Common EMR Applications

Amazon EMR makes it simple to provision Hadoop infrastructure, but also simplifies the deployment of popular distributed applications such as Apache Spark, Apache Pig, and Apache Zeppelin. This document details three deployment strategies to provision EMR clusters that support these applications. For a full list of supported applications, see Amazon EMR 5.x Release Versions.

This document focuses on a few key applications that are relevant to teaching an introduction to big data with EMR.

Apache Spark

Apache Spark is a unified analytics engine used in large-scale data processing. In simple terms, Spark allows users to run SQL queries and create data frames for analysis using various common languages, mainly Java, Python and Scala. Spark is a native component of EMR that is available to be automatically provisioned when deploying an Amazon EMR cluster.

Apache Pig

Apache Pig is an open-source Apache library that runs on top of Hadoop. It provides a scripting language used to modify large data sets with a high-level scripting language.

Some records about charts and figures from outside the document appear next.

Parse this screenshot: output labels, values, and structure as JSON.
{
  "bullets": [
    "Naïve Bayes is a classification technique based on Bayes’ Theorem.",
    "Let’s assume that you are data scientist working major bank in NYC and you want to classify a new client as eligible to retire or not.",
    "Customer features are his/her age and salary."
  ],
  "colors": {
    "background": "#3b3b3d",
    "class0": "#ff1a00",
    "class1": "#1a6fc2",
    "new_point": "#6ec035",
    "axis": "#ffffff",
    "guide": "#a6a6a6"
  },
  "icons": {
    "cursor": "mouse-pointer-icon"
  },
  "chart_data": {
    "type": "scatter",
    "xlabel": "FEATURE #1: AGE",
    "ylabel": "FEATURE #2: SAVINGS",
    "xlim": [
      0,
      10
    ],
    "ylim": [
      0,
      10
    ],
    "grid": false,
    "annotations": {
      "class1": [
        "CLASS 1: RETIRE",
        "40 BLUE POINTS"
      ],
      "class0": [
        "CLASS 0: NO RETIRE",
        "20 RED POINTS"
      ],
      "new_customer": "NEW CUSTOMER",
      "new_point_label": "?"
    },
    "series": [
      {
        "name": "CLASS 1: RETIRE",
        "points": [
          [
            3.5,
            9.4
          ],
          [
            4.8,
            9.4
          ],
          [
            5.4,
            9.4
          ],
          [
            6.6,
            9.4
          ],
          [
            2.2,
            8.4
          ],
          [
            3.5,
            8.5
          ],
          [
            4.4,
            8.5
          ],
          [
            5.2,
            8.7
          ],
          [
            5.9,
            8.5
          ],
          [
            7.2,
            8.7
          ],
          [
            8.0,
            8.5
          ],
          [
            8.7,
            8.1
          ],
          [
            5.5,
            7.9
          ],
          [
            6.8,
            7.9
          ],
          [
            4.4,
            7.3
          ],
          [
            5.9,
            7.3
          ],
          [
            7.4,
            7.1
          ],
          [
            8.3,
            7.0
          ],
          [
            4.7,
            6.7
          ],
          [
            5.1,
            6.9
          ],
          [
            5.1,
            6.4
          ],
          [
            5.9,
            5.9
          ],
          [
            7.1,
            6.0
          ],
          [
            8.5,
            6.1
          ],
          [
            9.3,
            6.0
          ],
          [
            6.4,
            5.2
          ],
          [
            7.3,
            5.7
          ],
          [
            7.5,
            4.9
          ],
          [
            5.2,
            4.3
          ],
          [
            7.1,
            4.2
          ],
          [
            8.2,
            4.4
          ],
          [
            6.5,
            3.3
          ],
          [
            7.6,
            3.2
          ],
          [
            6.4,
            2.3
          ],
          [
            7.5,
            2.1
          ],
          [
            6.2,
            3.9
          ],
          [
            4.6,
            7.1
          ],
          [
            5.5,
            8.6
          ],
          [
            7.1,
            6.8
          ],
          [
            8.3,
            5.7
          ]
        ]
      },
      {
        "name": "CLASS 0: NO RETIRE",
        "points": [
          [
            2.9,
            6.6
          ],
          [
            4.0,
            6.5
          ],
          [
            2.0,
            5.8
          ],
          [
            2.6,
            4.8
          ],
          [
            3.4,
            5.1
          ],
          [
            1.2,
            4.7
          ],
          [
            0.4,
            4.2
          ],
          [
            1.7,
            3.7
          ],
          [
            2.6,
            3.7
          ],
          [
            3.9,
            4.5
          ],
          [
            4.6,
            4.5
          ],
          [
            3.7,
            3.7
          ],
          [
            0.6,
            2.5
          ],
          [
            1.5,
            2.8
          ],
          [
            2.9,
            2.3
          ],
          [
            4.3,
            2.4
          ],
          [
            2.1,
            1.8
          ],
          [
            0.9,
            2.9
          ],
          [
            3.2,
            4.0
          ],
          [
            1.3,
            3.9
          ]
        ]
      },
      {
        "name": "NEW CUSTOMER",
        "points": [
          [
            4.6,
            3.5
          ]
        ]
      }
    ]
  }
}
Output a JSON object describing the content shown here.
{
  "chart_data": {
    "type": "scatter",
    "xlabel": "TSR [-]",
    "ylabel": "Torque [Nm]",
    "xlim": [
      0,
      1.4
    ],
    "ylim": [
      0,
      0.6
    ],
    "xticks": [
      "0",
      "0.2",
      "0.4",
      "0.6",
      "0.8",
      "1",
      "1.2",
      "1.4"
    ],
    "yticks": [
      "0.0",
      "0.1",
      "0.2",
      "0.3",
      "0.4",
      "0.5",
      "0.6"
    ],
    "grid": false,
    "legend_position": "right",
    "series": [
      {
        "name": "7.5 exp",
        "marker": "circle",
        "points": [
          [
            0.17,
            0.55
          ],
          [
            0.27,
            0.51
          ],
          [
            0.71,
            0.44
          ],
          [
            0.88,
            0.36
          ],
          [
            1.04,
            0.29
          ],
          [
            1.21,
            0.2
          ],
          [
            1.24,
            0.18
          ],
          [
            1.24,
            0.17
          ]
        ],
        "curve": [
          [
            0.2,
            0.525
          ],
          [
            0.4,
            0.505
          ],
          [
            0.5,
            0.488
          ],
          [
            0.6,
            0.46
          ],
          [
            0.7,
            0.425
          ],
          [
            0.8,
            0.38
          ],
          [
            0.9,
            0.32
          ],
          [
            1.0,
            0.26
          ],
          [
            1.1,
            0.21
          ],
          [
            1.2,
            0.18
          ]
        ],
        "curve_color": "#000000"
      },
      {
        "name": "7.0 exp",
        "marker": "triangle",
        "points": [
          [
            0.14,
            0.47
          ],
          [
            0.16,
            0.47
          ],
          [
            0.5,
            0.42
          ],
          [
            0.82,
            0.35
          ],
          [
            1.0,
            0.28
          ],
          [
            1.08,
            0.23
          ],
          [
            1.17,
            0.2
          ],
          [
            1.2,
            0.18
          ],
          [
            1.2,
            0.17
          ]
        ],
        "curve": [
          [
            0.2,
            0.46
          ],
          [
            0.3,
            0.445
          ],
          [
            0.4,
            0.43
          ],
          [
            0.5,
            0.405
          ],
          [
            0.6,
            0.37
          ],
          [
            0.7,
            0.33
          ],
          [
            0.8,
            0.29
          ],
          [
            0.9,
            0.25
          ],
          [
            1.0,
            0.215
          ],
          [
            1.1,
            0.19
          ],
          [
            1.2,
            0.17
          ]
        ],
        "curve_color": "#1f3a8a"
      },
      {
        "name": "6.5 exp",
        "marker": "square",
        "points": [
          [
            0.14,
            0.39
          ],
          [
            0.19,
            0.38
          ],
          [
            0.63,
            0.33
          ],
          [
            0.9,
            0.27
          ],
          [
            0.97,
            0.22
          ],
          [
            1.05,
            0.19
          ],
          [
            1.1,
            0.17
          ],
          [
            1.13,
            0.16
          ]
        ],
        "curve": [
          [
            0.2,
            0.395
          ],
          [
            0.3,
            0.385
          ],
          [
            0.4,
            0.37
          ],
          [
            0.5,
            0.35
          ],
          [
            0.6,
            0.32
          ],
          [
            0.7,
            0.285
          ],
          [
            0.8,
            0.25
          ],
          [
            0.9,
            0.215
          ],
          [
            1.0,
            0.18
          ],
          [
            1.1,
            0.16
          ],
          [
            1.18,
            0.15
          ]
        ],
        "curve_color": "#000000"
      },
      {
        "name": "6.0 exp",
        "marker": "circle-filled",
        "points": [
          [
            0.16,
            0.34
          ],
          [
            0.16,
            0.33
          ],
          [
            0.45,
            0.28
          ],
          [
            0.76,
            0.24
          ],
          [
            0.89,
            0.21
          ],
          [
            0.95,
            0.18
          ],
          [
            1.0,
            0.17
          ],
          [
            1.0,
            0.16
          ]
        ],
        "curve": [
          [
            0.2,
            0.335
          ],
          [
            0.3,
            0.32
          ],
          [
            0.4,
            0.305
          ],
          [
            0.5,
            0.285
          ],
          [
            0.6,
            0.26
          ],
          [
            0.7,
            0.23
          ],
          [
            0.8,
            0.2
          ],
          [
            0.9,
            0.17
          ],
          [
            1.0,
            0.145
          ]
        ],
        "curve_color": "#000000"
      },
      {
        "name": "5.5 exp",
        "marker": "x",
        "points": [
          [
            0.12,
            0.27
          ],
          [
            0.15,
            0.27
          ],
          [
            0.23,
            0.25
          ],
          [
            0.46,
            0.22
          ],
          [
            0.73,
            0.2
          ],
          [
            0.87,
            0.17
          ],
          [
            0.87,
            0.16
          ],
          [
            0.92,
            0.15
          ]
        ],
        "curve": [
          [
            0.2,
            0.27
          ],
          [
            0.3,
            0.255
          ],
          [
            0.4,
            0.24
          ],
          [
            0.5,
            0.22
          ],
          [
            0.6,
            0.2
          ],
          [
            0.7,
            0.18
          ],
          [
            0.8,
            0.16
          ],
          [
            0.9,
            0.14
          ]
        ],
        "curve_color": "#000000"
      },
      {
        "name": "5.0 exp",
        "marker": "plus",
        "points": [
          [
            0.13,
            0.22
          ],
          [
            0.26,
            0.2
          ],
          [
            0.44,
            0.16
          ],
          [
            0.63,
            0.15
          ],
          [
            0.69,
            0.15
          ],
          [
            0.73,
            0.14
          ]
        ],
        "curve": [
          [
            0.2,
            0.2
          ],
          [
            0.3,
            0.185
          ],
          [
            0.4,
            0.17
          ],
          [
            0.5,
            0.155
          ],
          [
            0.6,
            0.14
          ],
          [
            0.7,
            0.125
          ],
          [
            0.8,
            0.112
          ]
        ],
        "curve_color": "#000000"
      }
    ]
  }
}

Apache Pig enables the user to take commands that are similar to SQL (written in Pig Latin), and convert them to Tez jobs for execution in the Hadoop environment. Apache Pig works with structured and unstructured data in a variety of formats.

Apache Zeppelin with Shiro

Apache Zeppelin is an open-source, multi-language, web-based notebook that allows users to use various data processing back-ends provided by Amazon EMR. Zeppelin is flexible enough to provide functionality for data ingestion, discovery, analytics, and visualization. Zeppelin is included in Amazon EMR 5.0 and later, and provides built-in integration for Apache Spark. Configuration for how to set up Zeppelin is provided in the Setting Up Access to Zeppelin Using Linux Credentials section.

For multi-tenant deployments of Zeppelin, Apache Shiro is recommended as the authentication method. Shiro is a Java security framework that performs authentication, authorization, cryptography, and session management for Zeppelin notebooks.